F-CPU Architecture: Register Organization
=========================================

Introduction
------------

One of the most important features defining a CPU architecture is the internalregister organization, and the F-CPU
architecture breaks with tradition here: we have chosen a memory-to-memory architecture (with some twists).

Among the advantages of this architecture, one of the most important ones is the fact that any patents relative to register-register
architectures are automatically avoided. Also, we are innovating, and innovation has a value by itself.

But the choice of a memory-to-memory architecture was also motivated by technical, performance reasons:

1) We wanted to avoid the usual cycle where variables are loaded from memory into registers, then processed, then returned to
memory. These memory-to-CPU-to-memory cycles have three disadvantages: a) theyincrease the latency for processing any variable,
b) they are useless, but increase the number of instructions needed for even the simplest assignment and c) the compiler has to
work harder at optimizing away these register load/unload cycles.

2) The presence of large, fast L1 caches inside CPUs and the constant improvements in VLSI technology allow more choices when it
comes to an efficient memory hierarchy, compared to the "traditional" memory hierarchy in Von Neumann machines:
main memory <---> caches <---> CPU registers. In fact, we skip an entire level, since all we have now is: main memory <---> caches.

3) A large register set means a longer context switch latency, because of the time needed to save the clobbered registers. By
avoiding the use of registers, the issue is entirely avoided.

4) The issue of register windows has been previously researched and the conclusion is that the benefits brought by this technique
are independent of either the CISC or RISC basic architectural choice. So we decided to include this "twist" in our memory-to-memory
architecture. In fact, it's very easy to implement a "memory window" feature on top of a memory-to-memory architecture.

5) Since now all data move instructions are basically memory-to-memory move instructions, the resulting instruction set is simpler
and more orthogonal. The general purpose registers are _truly_ general purpose. Greatly simplifies the user-visible machine.

6) We also have the advantages of low register pressure and graceful performance degradation in those special cases where many
variables are needed.

7) Simplifies the internal CPU architecture. We have the L0 data cache and theALU directly connected to the internal CPU bus. Also
simplifies control unit structure. We get the advantages of a large register set without spending any silicon real estate for this.

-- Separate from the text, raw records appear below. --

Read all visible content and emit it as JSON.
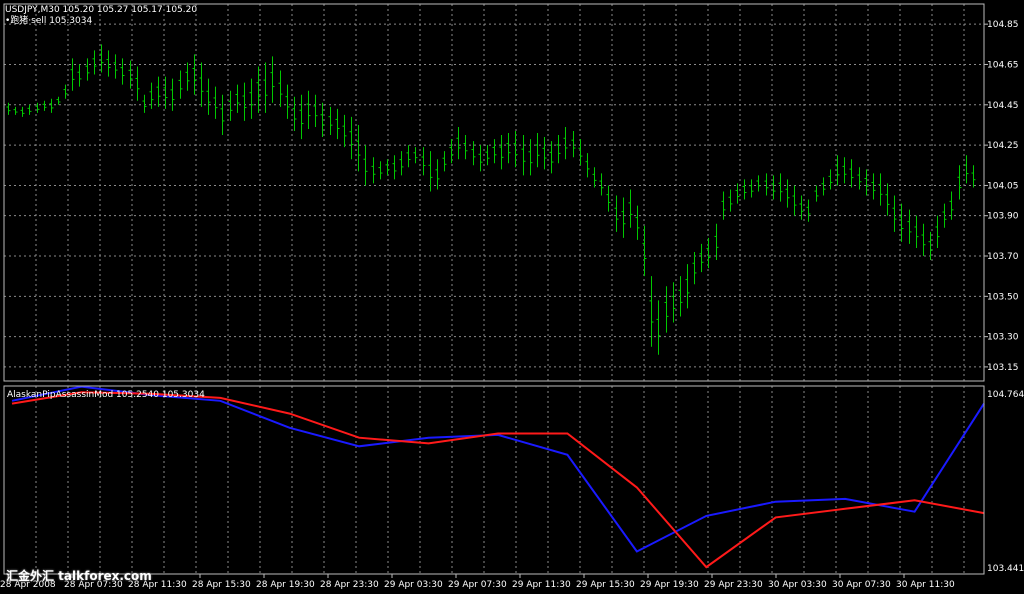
{
  "header": {
    "symbol_line": "USDJPY,M30  105.20 105.27 105.17 105.20",
    "signal_line": "•跑猪·sell 105.3034"
  },
  "indicator": {
    "title": "AlaskanPipAssassinMod 105.2540 105.3034"
  },
  "watermark": "汇金外汇 talkforex.com",
  "colors": {
    "background": "#000000",
    "grid": "#8a8a8a",
    "price_bars": "#00c800",
    "blue_line": "#1a1aff",
    "red_line": "#ff1a1a",
    "text": "#ffffff"
  },
  "chart_data": [
    {
      "type": "ohlc",
      "title": "USDJPY,M30",
      "ylim": [
        103.08,
        104.95
      ],
      "yticks": [
        "104.85",
        "104.65",
        "104.45",
        "104.25",
        "104.05",
        "103.90",
        "103.70",
        "103.50",
        "103.30",
        "103.15"
      ],
      "highs": [
        104.46,
        104.44,
        104.44,
        104.45,
        104.46,
        104.47,
        104.48,
        104.49,
        104.55,
        104.68,
        104.65,
        104.68,
        104.72,
        104.75,
        104.72,
        104.7,
        104.68,
        104.67,
        104.64,
        104.5,
        104.56,
        104.59,
        104.59,
        104.58,
        104.62,
        104.66,
        104.7,
        104.66,
        104.58,
        104.54,
        104.5,
        104.52,
        104.55,
        104.56,
        104.58,
        104.64,
        104.66,
        104.69,
        104.62,
        104.55,
        104.49,
        104.5,
        104.52,
        104.5,
        104.46,
        104.44,
        104.43,
        104.4,
        104.39,
        104.35,
        104.25,
        104.19,
        104.17,
        104.18,
        104.2,
        104.22,
        104.25,
        104.24,
        104.24,
        104.22,
        104.18,
        104.22,
        104.28,
        104.34,
        104.3,
        104.27,
        104.25,
        104.25,
        104.28,
        104.3,
        104.31,
        104.32,
        104.3,
        104.28,
        104.31,
        104.29,
        104.27,
        104.3,
        104.34,
        104.32,
        104.28,
        104.21,
        104.14,
        104.11,
        104.05,
        104.0,
        103.99,
        104.03,
        103.95,
        103.85,
        103.6,
        103.48,
        103.55,
        103.57,
        103.6,
        103.66,
        103.72,
        103.76,
        103.79,
        103.86,
        104.02,
        104.03,
        104.06,
        104.08,
        104.08,
        104.1,
        104.11,
        104.1,
        104.11,
        104.08,
        104.05,
        104.0,
        103.98,
        104.05,
        104.09,
        104.13,
        104.2,
        104.19,
        104.18,
        104.14,
        104.13,
        104.11,
        104.11,
        104.06,
        104.0,
        103.96,
        103.93,
        103.9,
        103.86,
        103.82,
        103.9,
        103.96,
        104.02,
        104.15,
        104.2,
        104.15
      ],
      "lows": [
        104.4,
        104.4,
        104.39,
        104.4,
        104.41,
        104.42,
        104.41,
        104.45,
        104.48,
        104.52,
        104.54,
        104.57,
        104.6,
        104.61,
        104.59,
        104.58,
        104.55,
        104.53,
        104.47,
        104.41,
        104.43,
        104.44,
        104.43,
        104.42,
        104.48,
        104.52,
        104.5,
        104.44,
        104.4,
        104.38,
        104.3,
        104.37,
        104.41,
        104.37,
        104.38,
        104.41,
        104.41,
        104.46,
        104.44,
        104.38,
        104.32,
        104.28,
        104.33,
        104.34,
        104.29,
        104.3,
        104.28,
        104.24,
        104.18,
        104.12,
        104.05,
        104.06,
        104.08,
        104.1,
        104.08,
        104.1,
        104.14,
        104.16,
        104.1,
        104.02,
        104.03,
        104.12,
        104.16,
        104.18,
        104.18,
        104.15,
        104.12,
        104.15,
        104.16,
        104.13,
        104.16,
        104.14,
        104.1,
        104.1,
        104.14,
        104.13,
        104.11,
        104.16,
        104.18,
        104.19,
        104.15,
        104.09,
        104.04,
        104.0,
        103.92,
        103.82,
        103.79,
        103.84,
        103.78,
        103.6,
        103.25,
        103.21,
        103.32,
        103.37,
        103.4,
        103.44,
        103.56,
        103.62,
        103.64,
        103.68,
        103.88,
        103.92,
        103.96,
        103.98,
        103.99,
        104.02,
        104.0,
        103.98,
        103.97,
        103.94,
        103.9,
        103.88,
        103.87,
        103.97,
        104.0,
        104.03,
        104.05,
        104.06,
        104.04,
        104.03,
        104.0,
        103.98,
        103.95,
        103.9,
        103.82,
        103.77,
        103.76,
        103.74,
        103.7,
        103.68,
        103.74,
        103.84,
        103.88,
        103.98,
        104.06,
        104.04
      ]
    },
    {
      "type": "line",
      "title": "AlaskanPipAssassinMod",
      "ylim": [
        103.4415,
        104.764
      ],
      "ytick_labels": [
        "104.764",
        "103.4415"
      ],
      "x": [
        "28 Apr 2008",
        "28 Apr 07:30",
        "28 Apr 11:30",
        "28 Apr 15:30",
        "28 Apr 19:30",
        "28 Apr 23:30",
        "29 Apr 03:30",
        "29 Apr 07:30",
        "29 Apr 11:30",
        "29 Apr 15:30",
        "29 Apr 19:30",
        "29 Apr 23:30",
        "30 Apr 03:30",
        "30 Apr 07:30",
        "30 Apr 11:30"
      ],
      "series": [
        {
          "name": "blue",
          "values": [
            104.66,
            104.76,
            104.7,
            104.66,
            104.47,
            104.34,
            104.4,
            104.42,
            104.28,
            103.6,
            103.85,
            103.95,
            103.97,
            103.88,
            104.64
          ]
        },
        {
          "name": "red",
          "values": [
            104.64,
            104.72,
            104.71,
            104.68,
            104.57,
            104.4,
            104.36,
            104.43,
            104.43,
            104.05,
            103.49,
            103.84,
            103.9,
            103.96,
            103.87
          ]
        }
      ]
    }
  ]
}
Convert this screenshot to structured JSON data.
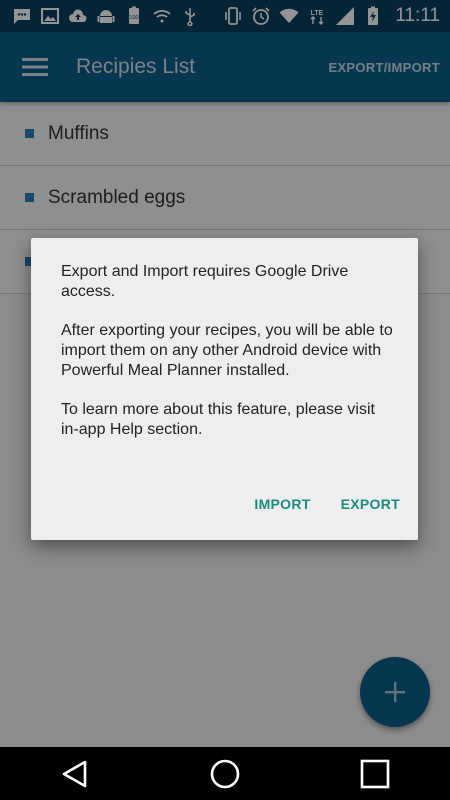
{
  "status_bar": {
    "time": "11:11",
    "battery_badge": "100",
    "network_label": "LTE",
    "left_icons": [
      "message-icon",
      "image-icon",
      "cloud-upload-icon",
      "android-icon",
      "battery-100-icon",
      "wifi-question-icon",
      "usb-icon"
    ],
    "right_icons": [
      "phone-vibrate-icon",
      "alarm-icon",
      "wifi-icon",
      "lte-icon",
      "signal-icon",
      "battery-charging-icon"
    ]
  },
  "app_bar": {
    "title": "Recipies List",
    "action_label": "EXPORT/IMPORT",
    "menu_icon": "menu-icon"
  },
  "recipes": [
    {
      "name": "Muffins"
    },
    {
      "name": "Scrambled eggs"
    },
    {
      "name": ""
    }
  ],
  "dialog": {
    "paragraphs": [
      "Export and Import requires Google Drive access.",
      "After exporting your recipes, you will be able to import them on any other Android device with Powerful Meal Planner installed.",
      "To learn more about this feature, please visit in-app Help section."
    ],
    "import_label": "IMPORT",
    "export_label": "EXPORT"
  },
  "fab": {
    "icon": "plus-icon"
  },
  "nav_bar": {
    "icons": [
      "back-icon",
      "home-icon",
      "recents-icon"
    ]
  },
  "colors": {
    "status_bar": "#0a3f5e",
    "app_bar": "#0d5d8c",
    "accent": "#1c8a7e",
    "bullet": "#2c7bb6"
  }
}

8) We can now tie our basic CPU clock frequency to how fast we can make the L0data cache operate. This simplifies the basic job of
the F-1 VLSI implementation team.

Register Organization Implementation
------------------------------------

The F-CPU architecture has the standard Program Counter or instruction pointer(PC) 64-bit register, and also a standard Status or
flags (ST) 32-bit register.

And it has a Memory Window (MW) 64-bit register, which contains the base address of the active memory window. This memory window
is a set of 32 8-byte blocks that can be accessed using short versions of the standard instructions. Data pointed to by a memory
window is usually already in the L0 data cache, providing zero-latency accesses. At any instant, there are 32 possible memory
windows that can be accessed (with an 8KB L0 data cache).

The F-CPU architecture also has many dedicated registers to control:

a) CPU Configuration

b) Memory Regions

c) FPU Control

d) Multiprocessing

e) Paging

f) Segmentation

g) Interrupt Processing

h) Coprocessor Control

i) Performance Monitoring

j) TimeStamp Counter Control

k) Reconfigurable Logic Control

Instruction Set
---------------

Addressing Modes
----------------

In a memory-to-memory architecture there is obviously no distinction between aregister-based addressing mode and a memory-based
addressing mode. An interesting feature is also that there is not much sense in including immediate addressing modes, since these
can just as well be thought of as PC-relative memory-to-memory operations.

Consequently, the addressing modes of the F-CPU architecture are few and simple:

- direct.
- indirect.
- PC-relative direct.
- PC-relative displacement.

Other addressing modes can be synthesized using parallelizable instruction sequences, hence with near zero-cost in terms of
performance.

Instruction Format
------------------

With a 64-bit instruction format, few addressing modes, external FPU and coprocessors and generally regular instruction set, the
F-CPU architecture has a very simple instruction format. All instructions are 64-bit long.

Two bits decode into the following four classes of instructions:
- Standard ALU and branch instructions.
- Control instructions.
- DMA instructions.
- FPU and coprocessor instructions.

Since the F-CPU instruction set is regular with respect to the size of data, all instructions can address either a byte (8 bits), a
word (16 bits), a double word (or double, meaning 32 bits) or a quad word (or quad, meaning 64 bits). Two bits are thus spent. There
are no alignment requirements.

Referencing any one of the memory addresses in the current active window takes5 bits per argument. In any of the other 31 windows
takes an extra 5 bits. Anywhere in memory takes obviously a full 64-bit address.